The race is on for brokerages to capture clients in an incredibly difficult housing market, and Compass believes a new technology offering will give it an advantage.
The brokerage on Monday launched Compass One, a client-facing portal that provides a guide through the process of both home buying and selling. Compass One gives clients easy access to relevant documents, calendars, listings and communication with their agent.
“Buying and selling a home can be stressful and confusing—but it doesn’t have to be,” said Compass founder and CEO Robert Reffkin in a statement. “By enabling agents with technology that delivers 24/7 transparency before, during, and after the transaction, Compass One showcases the agent’s value well beyond just facilitating transactions: It reinforces their role as trusted, full-service real estate advisors, providing clients with expert guidance at every stage of homeownership.”

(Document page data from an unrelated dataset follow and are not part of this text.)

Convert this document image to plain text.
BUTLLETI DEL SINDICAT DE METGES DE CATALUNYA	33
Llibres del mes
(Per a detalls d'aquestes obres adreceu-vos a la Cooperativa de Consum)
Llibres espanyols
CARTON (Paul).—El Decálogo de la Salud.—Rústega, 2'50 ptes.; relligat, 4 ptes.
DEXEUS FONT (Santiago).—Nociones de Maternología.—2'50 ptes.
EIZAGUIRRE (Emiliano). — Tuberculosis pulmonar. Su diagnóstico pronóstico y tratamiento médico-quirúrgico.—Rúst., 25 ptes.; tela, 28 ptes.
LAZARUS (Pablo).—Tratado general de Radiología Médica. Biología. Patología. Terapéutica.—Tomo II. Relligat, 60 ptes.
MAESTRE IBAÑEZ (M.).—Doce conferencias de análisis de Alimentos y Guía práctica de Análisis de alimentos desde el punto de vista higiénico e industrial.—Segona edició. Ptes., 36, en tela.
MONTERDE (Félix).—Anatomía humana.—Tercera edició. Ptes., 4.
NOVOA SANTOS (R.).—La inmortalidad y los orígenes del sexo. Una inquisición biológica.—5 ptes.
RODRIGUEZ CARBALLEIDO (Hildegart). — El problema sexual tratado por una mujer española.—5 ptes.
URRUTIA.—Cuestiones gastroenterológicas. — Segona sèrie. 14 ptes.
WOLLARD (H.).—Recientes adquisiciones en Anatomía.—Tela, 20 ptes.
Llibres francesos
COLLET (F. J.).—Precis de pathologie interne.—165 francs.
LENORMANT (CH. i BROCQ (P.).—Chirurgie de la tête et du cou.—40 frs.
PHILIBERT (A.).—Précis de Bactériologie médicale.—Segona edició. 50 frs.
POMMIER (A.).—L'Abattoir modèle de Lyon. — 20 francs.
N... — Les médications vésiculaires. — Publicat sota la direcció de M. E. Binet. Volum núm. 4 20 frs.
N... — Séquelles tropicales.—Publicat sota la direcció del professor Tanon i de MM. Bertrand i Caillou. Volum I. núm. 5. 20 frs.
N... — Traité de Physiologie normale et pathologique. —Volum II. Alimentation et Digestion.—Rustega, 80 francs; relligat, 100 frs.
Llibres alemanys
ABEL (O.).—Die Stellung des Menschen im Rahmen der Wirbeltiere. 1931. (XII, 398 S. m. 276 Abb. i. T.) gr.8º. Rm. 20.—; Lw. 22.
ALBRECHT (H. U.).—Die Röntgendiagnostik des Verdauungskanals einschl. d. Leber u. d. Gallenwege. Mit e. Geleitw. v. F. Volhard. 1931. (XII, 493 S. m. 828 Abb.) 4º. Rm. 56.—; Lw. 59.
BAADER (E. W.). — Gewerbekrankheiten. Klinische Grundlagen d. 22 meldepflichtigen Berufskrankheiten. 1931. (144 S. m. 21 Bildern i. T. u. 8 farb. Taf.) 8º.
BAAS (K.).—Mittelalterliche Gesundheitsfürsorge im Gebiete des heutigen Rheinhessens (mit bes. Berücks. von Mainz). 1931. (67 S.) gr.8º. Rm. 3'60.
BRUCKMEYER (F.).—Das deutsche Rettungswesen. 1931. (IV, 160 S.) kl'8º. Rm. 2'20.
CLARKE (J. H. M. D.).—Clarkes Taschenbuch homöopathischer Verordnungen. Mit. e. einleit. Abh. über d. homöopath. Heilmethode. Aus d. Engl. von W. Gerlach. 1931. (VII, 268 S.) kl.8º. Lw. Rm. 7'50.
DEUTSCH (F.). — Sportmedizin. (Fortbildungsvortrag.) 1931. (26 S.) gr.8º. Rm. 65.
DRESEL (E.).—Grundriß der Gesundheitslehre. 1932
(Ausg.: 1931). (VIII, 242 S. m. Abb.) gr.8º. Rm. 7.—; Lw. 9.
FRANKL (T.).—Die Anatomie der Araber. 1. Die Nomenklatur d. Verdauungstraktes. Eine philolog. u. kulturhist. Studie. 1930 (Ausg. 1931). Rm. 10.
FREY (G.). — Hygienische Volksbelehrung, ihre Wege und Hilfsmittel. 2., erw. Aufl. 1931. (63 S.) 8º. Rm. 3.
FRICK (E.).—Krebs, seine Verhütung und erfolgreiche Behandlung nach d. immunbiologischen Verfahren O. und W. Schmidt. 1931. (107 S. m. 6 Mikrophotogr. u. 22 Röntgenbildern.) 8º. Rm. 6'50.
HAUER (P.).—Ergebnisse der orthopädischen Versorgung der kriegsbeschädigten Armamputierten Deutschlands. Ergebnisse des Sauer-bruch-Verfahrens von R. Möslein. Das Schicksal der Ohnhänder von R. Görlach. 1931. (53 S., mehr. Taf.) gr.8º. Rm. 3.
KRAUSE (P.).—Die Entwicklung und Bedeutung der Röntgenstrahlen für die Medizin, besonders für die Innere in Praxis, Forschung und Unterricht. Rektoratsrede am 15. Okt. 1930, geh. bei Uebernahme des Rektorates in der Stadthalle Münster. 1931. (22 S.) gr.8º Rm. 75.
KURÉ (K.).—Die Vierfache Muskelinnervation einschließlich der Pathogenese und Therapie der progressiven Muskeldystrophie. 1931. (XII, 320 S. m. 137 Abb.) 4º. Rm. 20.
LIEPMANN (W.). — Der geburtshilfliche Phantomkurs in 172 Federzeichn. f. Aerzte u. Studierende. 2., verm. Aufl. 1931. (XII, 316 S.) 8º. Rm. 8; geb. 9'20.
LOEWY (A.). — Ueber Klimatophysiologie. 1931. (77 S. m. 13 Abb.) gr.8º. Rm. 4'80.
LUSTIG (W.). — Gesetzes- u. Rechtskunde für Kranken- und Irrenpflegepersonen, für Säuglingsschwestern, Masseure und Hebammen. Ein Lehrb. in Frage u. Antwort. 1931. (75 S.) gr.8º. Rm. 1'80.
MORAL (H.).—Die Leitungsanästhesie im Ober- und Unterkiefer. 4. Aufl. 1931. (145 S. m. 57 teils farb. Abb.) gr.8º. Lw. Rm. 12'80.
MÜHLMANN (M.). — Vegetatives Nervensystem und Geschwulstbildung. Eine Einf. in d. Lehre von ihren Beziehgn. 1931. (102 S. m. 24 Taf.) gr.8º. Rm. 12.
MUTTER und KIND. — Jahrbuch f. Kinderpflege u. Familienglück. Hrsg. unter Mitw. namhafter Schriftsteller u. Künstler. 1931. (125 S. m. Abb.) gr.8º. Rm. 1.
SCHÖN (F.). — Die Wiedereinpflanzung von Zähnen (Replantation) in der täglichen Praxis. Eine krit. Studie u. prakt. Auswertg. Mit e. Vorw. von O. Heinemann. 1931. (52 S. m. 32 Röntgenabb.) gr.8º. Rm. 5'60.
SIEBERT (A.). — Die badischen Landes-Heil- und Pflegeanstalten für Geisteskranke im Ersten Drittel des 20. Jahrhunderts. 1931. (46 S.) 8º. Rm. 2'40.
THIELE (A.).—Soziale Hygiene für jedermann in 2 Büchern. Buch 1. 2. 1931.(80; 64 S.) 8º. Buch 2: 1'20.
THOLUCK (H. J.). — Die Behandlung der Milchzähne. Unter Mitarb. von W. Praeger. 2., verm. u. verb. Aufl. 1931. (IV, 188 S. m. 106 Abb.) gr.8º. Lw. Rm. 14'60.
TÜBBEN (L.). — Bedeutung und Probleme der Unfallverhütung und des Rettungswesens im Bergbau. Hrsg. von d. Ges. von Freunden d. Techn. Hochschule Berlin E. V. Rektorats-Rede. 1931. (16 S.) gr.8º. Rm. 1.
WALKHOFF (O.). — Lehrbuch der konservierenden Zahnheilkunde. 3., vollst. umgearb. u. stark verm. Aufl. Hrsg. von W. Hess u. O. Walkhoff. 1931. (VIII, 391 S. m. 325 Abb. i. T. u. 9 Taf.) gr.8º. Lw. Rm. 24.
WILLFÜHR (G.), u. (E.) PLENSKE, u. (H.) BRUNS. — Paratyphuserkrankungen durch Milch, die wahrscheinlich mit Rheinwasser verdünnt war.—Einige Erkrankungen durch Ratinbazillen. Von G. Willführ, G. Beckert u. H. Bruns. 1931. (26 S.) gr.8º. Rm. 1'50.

Compass One becomes available to clients when they begin shopping for or selling a home, and they can access it on both a desktop and through a mobile app. Within the platform’s dashboard, clients can view documents like offers, appraisals, listing contracts, open houses and more. It also provides market analyses, a calendar of upcoming events and a list of taks to complete tasks.
For buyers, the platform has their preferences for a home and relevant listings, which include both Compass exclusives and those on the local MLS. Sellers have access to all offers.
The portal could allow Compass to take advantage of the elimination or overhaul of the Clear Cooperation Policy (CCP), which requires seller agents to list a property on a Realtor-afflicated MLS within 24 hours of signing a listing agreement.
Opponents of CCP say it limits “seller choice,” the choice being whether to list their home on the MLS. Proponents claim that position is disingenuous and that exclusive listings dramatically limit advertising exposure for listings and thus it is detrimental to sellers.
Should the policy go away, Compass One would be the destination for listings exclusive to Compass, which the brokerage has made central to its value proposition.
Reffkin has been more than vocal about his opposition to CCP and the value of exclusive listings to the company. On Compass’s third-quarter earnings call last year, Reffkin warned of the “risk of MLS exposure.”
The National Association of Realtors have held meetings on whether CCP should be eliminated or adjusted, but it has made no conclusive decision, nor is there a timeline for them to do so.